Der ultimative Zombie in der amerikanischen Politik ist die Behauptung, dass sich Steuersenkungen amortisieren; eine Behauptung, die sich in den letzten 40 Jahren immer wieder als falsch erwiesen hat.

Es gibt aber auch andere Zombies, wie z.B. die Verleugnung des Klimawandels, die gegenwärtig im politischen Diskurs eine fast ebenso grosse Rolle spielt.

Die „Voodoo Ökonomie“ ist laut Krugman innerhalb der Republikanischen Partei unterdessen zu einer unbestreitbaren Doktrin geworden. Die Steuersenkungen von Trump 2017 wurden mit der Behauptung gefördert, dass das Haushaltsdefizit damit verringert würde. Ganz im Gegenteil: Das Defizit ist vorhersehbar tatsächlich explodiert und übersteigt jetzt 1‘000 Mrd. pro Jahr.

Zombie-Ideen gibt es aber auch auf dieser Seite des Atlantiks. Zum Beispiel in Deutschland. Die Konzepte von „Schuldenbremse“ und „Schwarze Null“ zählen dazu. Die öfters vorgetragenen Zombie-Ideen sind in zwei Sätzen kurz zusammengefasst: „Wir müssen einen ausgeglichenen Haushalt haben“. Die „Arbeitslosigkeit ist strukturell“.


Deutschlands Ersparnisse: In Deutschland werden nach Angaben von HSBC rund 40% des Vermögens der privaten Haushalte unter einer Matratze, in Geldbörsen oder bei der Bank gehalten, Graph: FT, Febr 05, 2020, FTAlphaville.


Nachdem Ausbruch der GFC 2008-2009 wurden Millionen von Menschen im Euroraum aufgrund der unzureichenden Nachfrage arbeitslos geworden. Ein Problem, das durch die erhöhten Ausgaben der öffentlichen Hand hätte angepackt werden können, z.B. durch Investitionen in die Infrastruktur, den Umweltschutz und die Bildung.

Stattdessen erklärten die Verfechter der Zombie-Ideen, dass die fortgeschrittene Technologie Arbeitsplätze beseitige und/oder den europäischen Arbeitnehmern die Fähigkeiten fehlen („skills gap“), um in der modernen Wirtschaft produktiv zu sein. Auch der Aspekt „der demographische Trend“ wurde dabei immer wieder aufgezählt, um die Behauptung, dass die hohe Arbeitslosigkeit strukturell sei, zu rechtfertigen.

Dabei ist die Arbeitslosigkeit ein Nachfrageproblem, das leicht gelöst werden kann, indem die Staatsausgaben erhöht und mehr Geld gedruckt wird.

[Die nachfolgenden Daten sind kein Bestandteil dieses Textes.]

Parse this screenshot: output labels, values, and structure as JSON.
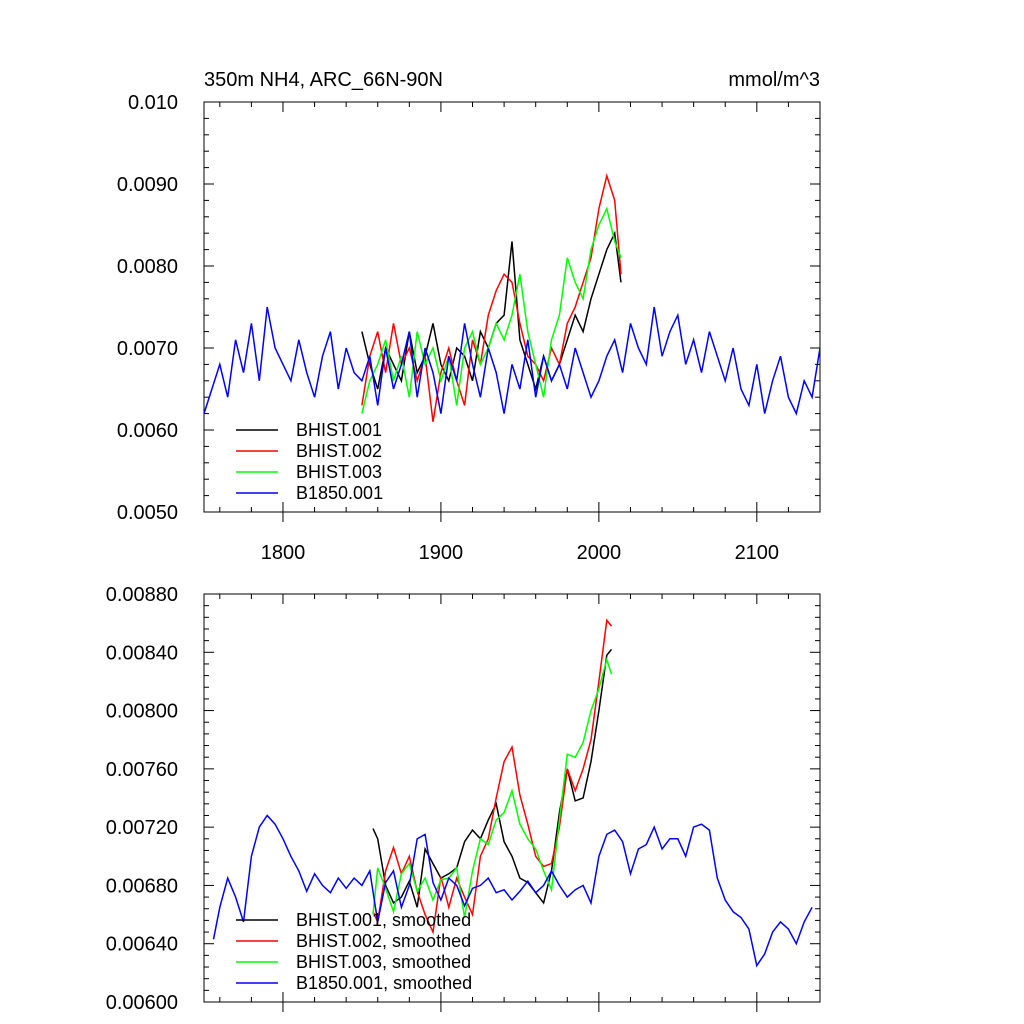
{
  "chart_data": [
    {
      "type": "line",
      "title": "350m NH4, ARC_66N-90N",
      "units": "mmol/m^3",
      "xlabel": "",
      "ylabel": "",
      "xlim": [
        1750,
        2140
      ],
      "ylim": [
        0.005,
        0.01
      ],
      "x_ticks": [
        1800,
        1900,
        2000,
        2100
      ],
      "x_tick_labels": [
        "1800",
        "1900",
        "2000",
        "2100"
      ],
      "y_ticks": [
        0.005,
        0.006,
        0.007,
        0.008,
        0.009,
        0.01
      ],
      "y_tick_labels": [
        "0.0050",
        "0.0060",
        "0.0070",
        "0.0080",
        "0.0090",
        "0.010"
      ],
      "grid": false,
      "legend_position": "bottom-left",
      "series": [
        {
          "name": "BHIST.001",
          "color": "#000000",
          "x": [
            1850,
            1855,
            1860,
            1865,
            1870,
            1875,
            1880,
            1885,
            1890,
            1895,
            1900,
            1905,
            1910,
            1915,
            1920,
            1925,
            1930,
            1935,
            1940,
            1945,
            1950,
            1955,
            1960,
            1965,
            1970,
            1975,
            1980,
            1985,
            1990,
            1995,
            2000,
            2005,
            2010,
            2014
          ],
          "values": [
            0.0072,
            0.0068,
            0.0065,
            0.007,
            0.0068,
            0.0066,
            0.0072,
            0.0067,
            0.0069,
            0.0073,
            0.0068,
            0.0066,
            0.007,
            0.0069,
            0.0066,
            0.0072,
            0.007,
            0.0073,
            0.0074,
            0.0083,
            0.0071,
            0.0068,
            0.0065,
            0.0069,
            0.0066,
            0.0068,
            0.0071,
            0.0074,
            0.0072,
            0.0076,
            0.0079,
            0.0082,
            0.0084,
            0.0078
          ]
        },
        {
          "name": "BHIST.002",
          "color": "#ff0000",
          "x": [
            1850,
            1855,
            1860,
            1865,
            1870,
            1875,
            1880,
            1885,
            1890,
            1895,
            1900,
            1905,
            1910,
            1915,
            1920,
            1925,
            1930,
            1935,
            1940,
            1945,
            1950,
            1955,
            1960,
            1965,
            1970,
            1975,
            1980,
            1985,
            1990,
            1995,
            2000,
            2005,
            2010,
            2014
          ],
          "values": [
            0.0063,
            0.0069,
            0.0072,
            0.0067,
            0.0073,
            0.0068,
            0.007,
            0.0066,
            0.0069,
            0.0061,
            0.0067,
            0.007,
            0.0066,
            0.0063,
            0.0071,
            0.0068,
            0.0074,
            0.0077,
            0.0079,
            0.0078,
            0.0073,
            0.0069,
            0.0068,
            0.0066,
            0.007,
            0.0068,
            0.0073,
            0.0075,
            0.0078,
            0.0081,
            0.0087,
            0.0091,
            0.0088,
            0.0079
          ]
        },
        {
          "name": "BHIST.003",
          "color": "#00ff00",
          "x": [
            1850,
            1855,
            1860,
            1865,
            1870,
            1875,
            1880,
            1885,
            1890,
            1895,
            1900,
            1905,
            1910,
            1915,
            1920,
            1925,
            1930,
            1935,
            1940,
            1945,
            1950,
            1955,
            1960,
            1965,
            1970,
            1975,
            1980,
            1985,
            1990,
            1995,
            2000,
            2005,
            2010,
            2014
          ],
          "values": [
            0.0062,
            0.0066,
            0.0068,
            0.0071,
            0.0066,
            0.0069,
            0.0064,
            0.0072,
            0.0068,
            0.007,
            0.0066,
            0.0069,
            0.0063,
            0.007,
            0.0072,
            0.0068,
            0.007,
            0.0073,
            0.0071,
            0.0074,
            0.0079,
            0.0072,
            0.0068,
            0.0064,
            0.0071,
            0.0074,
            0.0081,
            0.0078,
            0.0076,
            0.0082,
            0.0085,
            0.0087,
            0.0083,
            0.0081
          ]
        },
        {
          "name": "B1850.001",
          "color": "#0000ff",
          "x": [
            1750,
            1755,
            1760,
            1765,
            1770,
            1775,
            1780,
            1785,
            1790,
            1795,
            1800,
            1805,
            1810,
            1815,
            1820,
            1825,
            1830,
            1835,
            1840,
            1845,
            1850,
            1855,
            1860,
            1865,
            1870,
            1875,
            1880,
            1885,
            1890,
            1895,
            1900,
            1905,
            1910,
            1915,
            1920,
            1925,
            1930,
            1935,
            1940,
            1945,
            1950,
            1955,
            1960,
            1965,
            1970,
            1975,
            1980,
            1985,
            1990,
            1995,
            2000,
            2005,
            2010,
            2015,
            2020,
            2025,
            2030,
            2035,
            2040,
            2045,
            2050,
            2055,
            2060,
            2065,
            2070,
            2075,
            2080,
            2085,
            2090,
            2095,
            2100,
            2105,
            2110,
            2115,
            2120,
            2125,
            2130,
            2135,
            2140
          ],
          "values": [
            0.0062,
            0.0065,
            0.0068,
            0.0064,
            0.0071,
            0.0067,
            0.0073,
            0.0066,
            0.0075,
            0.007,
            0.0068,
            0.0066,
            0.0071,
            0.0067,
            0.0064,
            0.0069,
            0.0072,
            0.0065,
            0.007,
            0.0067,
            0.0066,
            0.0069,
            0.0063,
            0.007,
            0.0065,
            0.0068,
            0.0072,
            0.0064,
            0.007,
            0.0067,
            0.0062,
            0.0069,
            0.0066,
            0.0073,
            0.0068,
            0.0064,
            0.007,
            0.0067,
            0.0062,
            0.0068,
            0.0065,
            0.0071,
            0.0064,
            0.0069,
            0.0066,
            0.0068,
            0.0065,
            0.007,
            0.0067,
            0.0064,
            0.0066,
            0.0069,
            0.0071,
            0.0067,
            0.0073,
            0.007,
            0.0068,
            0.0075,
            0.0069,
            0.0072,
            0.0074,
            0.0068,
            0.0071,
            0.0067,
            0.0072,
            0.0069,
            0.0066,
            0.007,
            0.0065,
            0.0063,
            0.0068,
            0.0062,
            0.0066,
            0.0069,
            0.0064,
            0.0062,
            0.0066,
            0.0064,
            0.007
          ]
        }
      ]
    },
    {
      "type": "line",
      "title": "",
      "xlabel": "",
      "ylabel": "",
      "xlim": [
        1750,
        2140
      ],
      "ylim": [
        0.006,
        0.0088
      ],
      "x_ticks": [
        1800,
        1900,
        2000,
        2100
      ],
      "x_tick_labels": [
        "",
        "",
        "",
        ""
      ],
      "y_ticks": [
        0.006,
        0.0064,
        0.0068,
        0.0072,
        0.0076,
        0.008,
        0.0084,
        0.0088
      ],
      "y_tick_labels": [
        "0.00600",
        "0.00640",
        "0.00680",
        "0.00720",
        "0.00760",
        "0.00800",
        "0.00840",
        "0.00880"
      ],
      "grid": false,
      "legend_position": "bottom-left",
      "series": [
        {
          "name": "BHIST.001, smoothed",
          "color": "#000000",
          "x": [
            1857,
            1860,
            1865,
            1870,
            1875,
            1880,
            1885,
            1890,
            1895,
            1900,
            1905,
            1910,
            1915,
            1920,
            1925,
            1930,
            1935,
            1940,
            1945,
            1950,
            1955,
            1960,
            1965,
            1970,
            1975,
            1980,
            1985,
            1990,
            1995,
            2000,
            2005,
            2008
          ],
          "values": [
            0.00719,
            0.00712,
            0.0068,
            0.00668,
            0.00672,
            0.00683,
            0.00665,
            0.00705,
            0.00695,
            0.00685,
            0.00688,
            0.00692,
            0.0071,
            0.00718,
            0.00712,
            0.00725,
            0.00736,
            0.0071,
            0.007,
            0.00685,
            0.00682,
            0.00675,
            0.00668,
            0.0069,
            0.0073,
            0.0076,
            0.00738,
            0.0074,
            0.00765,
            0.008,
            0.00838,
            0.00842
          ]
        },
        {
          "name": "BHIST.002, smoothed",
          "color": "#ff0000",
          "x": [
            1857,
            1860,
            1865,
            1870,
            1875,
            1880,
            1885,
            1890,
            1895,
            1900,
            1905,
            1910,
            1915,
            1920,
            1925,
            1930,
            1935,
            1940,
            1945,
            1950,
            1955,
            1960,
            1965,
            1970,
            1975,
            1980,
            1985,
            1990,
            1995,
            2000,
            2005,
            2008
          ],
          "values": [
            0.00662,
            0.00655,
            0.0069,
            0.00706,
            0.00688,
            0.007,
            0.00676,
            0.0066,
            0.00648,
            0.00686,
            0.00665,
            0.00685,
            0.00672,
            0.0066,
            0.007,
            0.00712,
            0.0074,
            0.00765,
            0.00775,
            0.00742,
            0.00722,
            0.007,
            0.00693,
            0.00695,
            0.0072,
            0.0076,
            0.00745,
            0.0076,
            0.0078,
            0.0082,
            0.00862,
            0.00858
          ]
        },
        {
          "name": "BHIST.003, smoothed",
          "color": "#00ff00",
          "x": [
            1857,
            1860,
            1865,
            1870,
            1875,
            1880,
            1885,
            1890,
            1895,
            1900,
            1905,
            1910,
            1915,
            1920,
            1925,
            1930,
            1935,
            1940,
            1945,
            1950,
            1955,
            1960,
            1965,
            1970,
            1975,
            1980,
            1985,
            1990,
            1995,
            2000,
            2005,
            2008
          ],
          "values": [
            0.0066,
            0.00692,
            0.00678,
            0.00662,
            0.00688,
            0.00695,
            0.00676,
            0.00685,
            0.0067,
            0.00684,
            0.00685,
            0.00692,
            0.00658,
            0.0069,
            0.00712,
            0.00708,
            0.00725,
            0.0073,
            0.00745,
            0.00722,
            0.00712,
            0.00705,
            0.0069,
            0.00677,
            0.00725,
            0.0077,
            0.00768,
            0.00778,
            0.008,
            0.00815,
            0.00835,
            0.00825
          ]
        },
        {
          "name": "B1850.001, smoothed",
          "color": "#0000ff",
          "x": [
            1756,
            1760,
            1765,
            1770,
            1775,
            1780,
            1785,
            1790,
            1795,
            1800,
            1805,
            1810,
            1815,
            1820,
            1825,
            1830,
            1835,
            1840,
            1845,
            1850,
            1855,
            1860,
            1865,
            1870,
            1875,
            1880,
            1885,
            1890,
            1895,
            1900,
            1905,
            1910,
            1915,
            1920,
            1925,
            1930,
            1935,
            1940,
            1945,
            1950,
            1955,
            1960,
            1965,
            1970,
            1975,
            1980,
            1985,
            1990,
            1995,
            2000,
            2005,
            2010,
            2015,
            2020,
            2025,
            2030,
            2035,
            2040,
            2045,
            2050,
            2055,
            2060,
            2065,
            2070,
            2075,
            2080,
            2085,
            2090,
            2095,
            2100,
            2105,
            2110,
            2115,
            2120,
            2125,
            2130,
            2135
          ],
          "values": [
            0.00643,
            0.00665,
            0.00685,
            0.00672,
            0.00655,
            0.007,
            0.0072,
            0.00728,
            0.00722,
            0.00712,
            0.007,
            0.0069,
            0.00676,
            0.00688,
            0.0068,
            0.00675,
            0.00685,
            0.00678,
            0.00685,
            0.0068,
            0.0069,
            0.00655,
            0.00682,
            0.0069,
            0.00665,
            0.0068,
            0.00712,
            0.00715,
            0.00682,
            0.0067,
            0.00685,
            0.0068,
            0.00666,
            0.00678,
            0.0068,
            0.00685,
            0.00675,
            0.00677,
            0.0067,
            0.00676,
            0.00683,
            0.00675,
            0.0068,
            0.0069,
            0.0068,
            0.00672,
            0.00677,
            0.0068,
            0.00668,
            0.007,
            0.00715,
            0.00718,
            0.0071,
            0.00688,
            0.00705,
            0.00708,
            0.0072,
            0.00705,
            0.00712,
            0.00712,
            0.007,
            0.0072,
            0.00722,
            0.00718,
            0.00685,
            0.0067,
            0.00662,
            0.00658,
            0.0065,
            0.00625,
            0.00633,
            0.00648,
            0.00655,
            0.0065,
            0.0064,
            0.00655,
            0.00665
          ]
        }
      ]
    }
  ]
}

Doch für die Anhänger der Fiscal Austerity ist das Haushaltsdefizit offensichtlich unser grösstes Problem, nicht die Massenarbeitslosigkeit. 

Wichtig ist jedenfalls, dass die hohe Arbeitslosigkeit niemals strukturell bedingt war, und dass die politischen Entscheidungsträger sie so lange anhalten liessen, war eine grosse Tragödie, wie Krugman es zum Ausdruck bringt.

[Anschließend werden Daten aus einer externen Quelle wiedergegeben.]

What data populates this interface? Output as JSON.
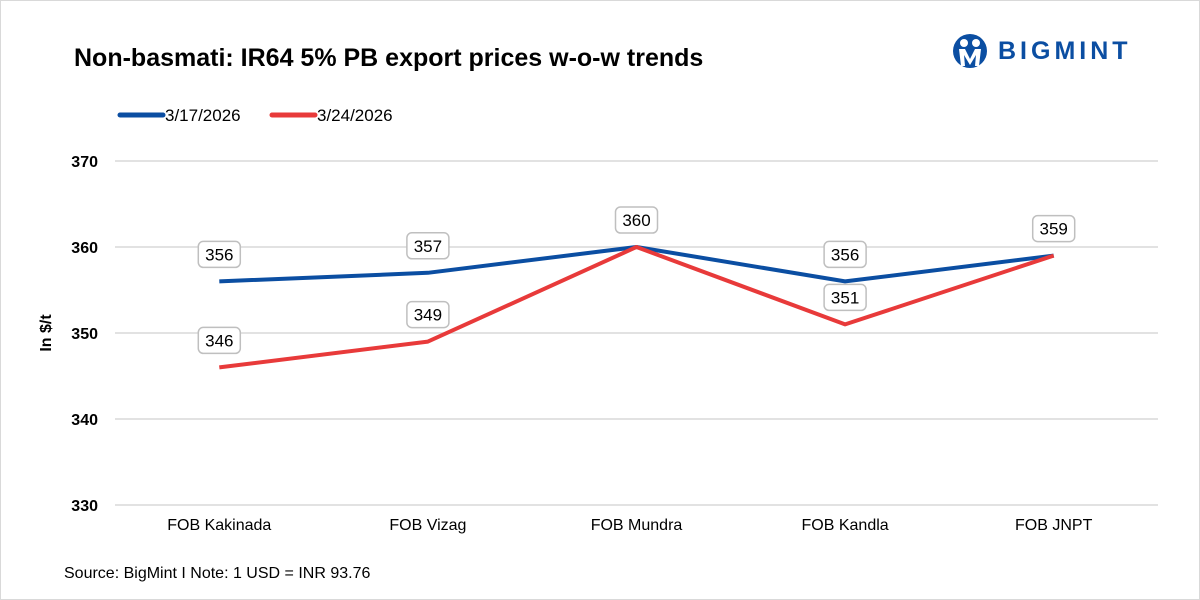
{
  "title": "Non-basmati: IR64 5% PB export prices w-o-w trends",
  "logo": {
    "text": "BIGMINT",
    "color": "#0b4ea2"
  },
  "source": "Source: BigMint I Note: 1 USD = INR 93.76",
  "chart_data": {
    "type": "line",
    "title": "Non-basmati: IR64 5% PB export prices w-o-w trends",
    "xlabel": "",
    "ylabel": "In $/t",
    "ylim": [
      330,
      370
    ],
    "yticks": [
      330,
      340,
      350,
      360,
      370
    ],
    "grid": true,
    "legend": "top-left",
    "categories": [
      "FOB Kakinada",
      "FOB Vizag",
      "FOB Mundra",
      "FOB Kandla",
      "FOB JNPT"
    ],
    "series": [
      {
        "name": "3/17/2026",
        "color": "#0b4ea2",
        "values": [
          356,
          357,
          360,
          356,
          359
        ]
      },
      {
        "name": "3/24/2026",
        "color": "#e83a3a",
        "values": [
          346,
          349,
          360,
          351,
          359
        ]
      }
    ]
  }
}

Die globalen Leistungsbilanzsalden im Jahr 2019, Graph: Ifo-Institut, Febr 2020 
Deutschland: $293Mrd., 7,6% des BIP, Japan: $194Mrd., 3,8% des BIP und China: $138Mrd., 1,3% des BIP
PS: Die EU hält max 6% für langfristig tragfähig. Das heisst, dass Berlin derzeit gegen die EU-Regel verstösst.

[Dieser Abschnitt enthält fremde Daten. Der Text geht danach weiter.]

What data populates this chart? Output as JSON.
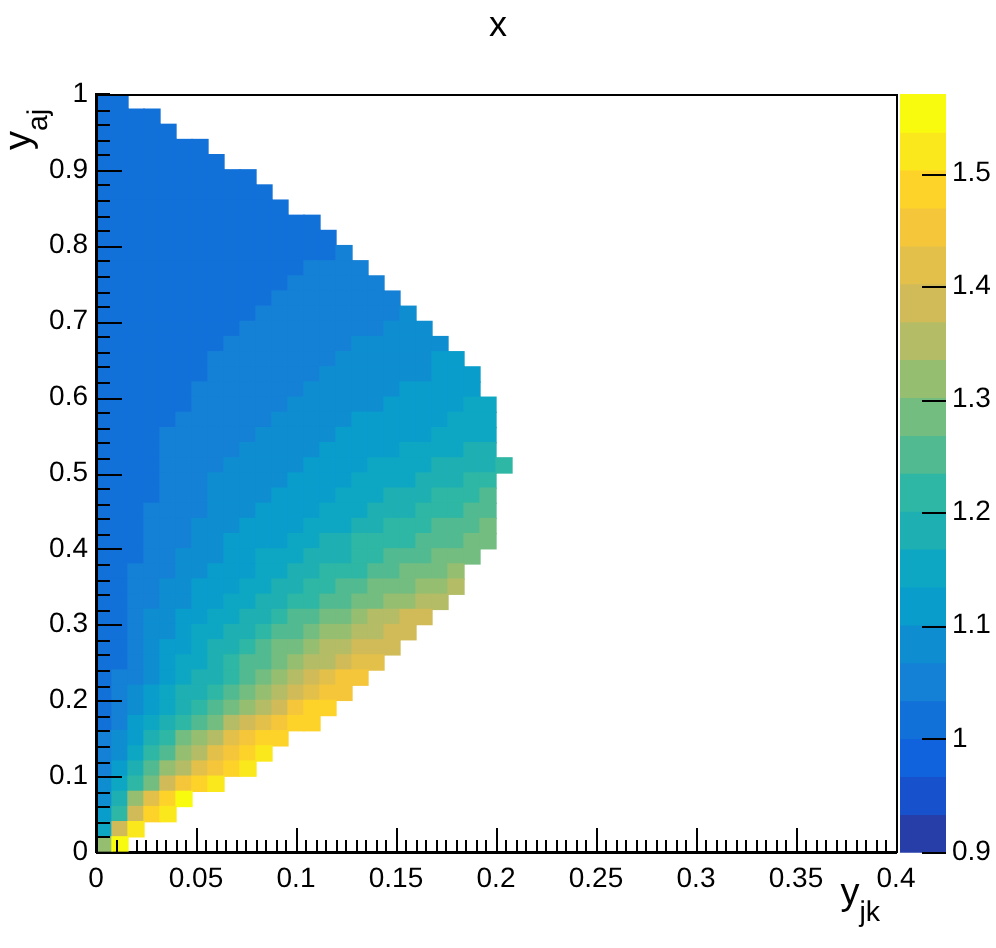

Staatsschulden sind niemandes Last, schreiben Rudi Bachmann und Christian Bayer in einem lesenswerten Gast-Beitrag bei der faznet in diesem Zusammenhang.

Die Autoren bemerken, dass die „Schwarze Null“ jede Generation jedes Jahr etwa 600 EUR je Einwohner kostet. „Schwarze Null“ und „Schuldenbremse“ führen zu einer weiteren Verknappung von sicheren und liquiden Sparanlagen und verschärfen so das Niedrigzins-Problem.

Im Euroraum ist seit zehn Jahren trotz der sehr niedrigen Zinsen keine nennenswerte Inflation zu beobachten. Wenn der Unternehmenssektor es nicht tut (und stattdessen selbst liquide Anlageformen nachfragt), ist es die Aufgabe des Staates (als „lender of last resort“), sichere und liquide Sparanlagen zur Verfügung zu stellen, wenn Sparer beim gegebenen Angebot hauptsächlich an sicheren Anlageformen interessiert sind.

Der private Sektor ist heute allem Anschein nach bereit, den Staat für die sichere Liquidität zu entlohnen, wie Bachmann und Bayer weiter unterstreichen.

Man denke an die negativen Renditen der deutschen Staatsanleihen: mit 5 Jahren: -0,60% und 10 Jahren: -0,37%.

Doch dem Staat werden durch die „Schwarze Null“-Politik die Hände gebunden. Dabei ist es aus volkswirtschaftlicher Sicht unumstritten, dass die öffentliche Hand zur Normalisierung eingreifen kann. Denn jedem Sparer steht schliesslich ein Schuldner gegenüber.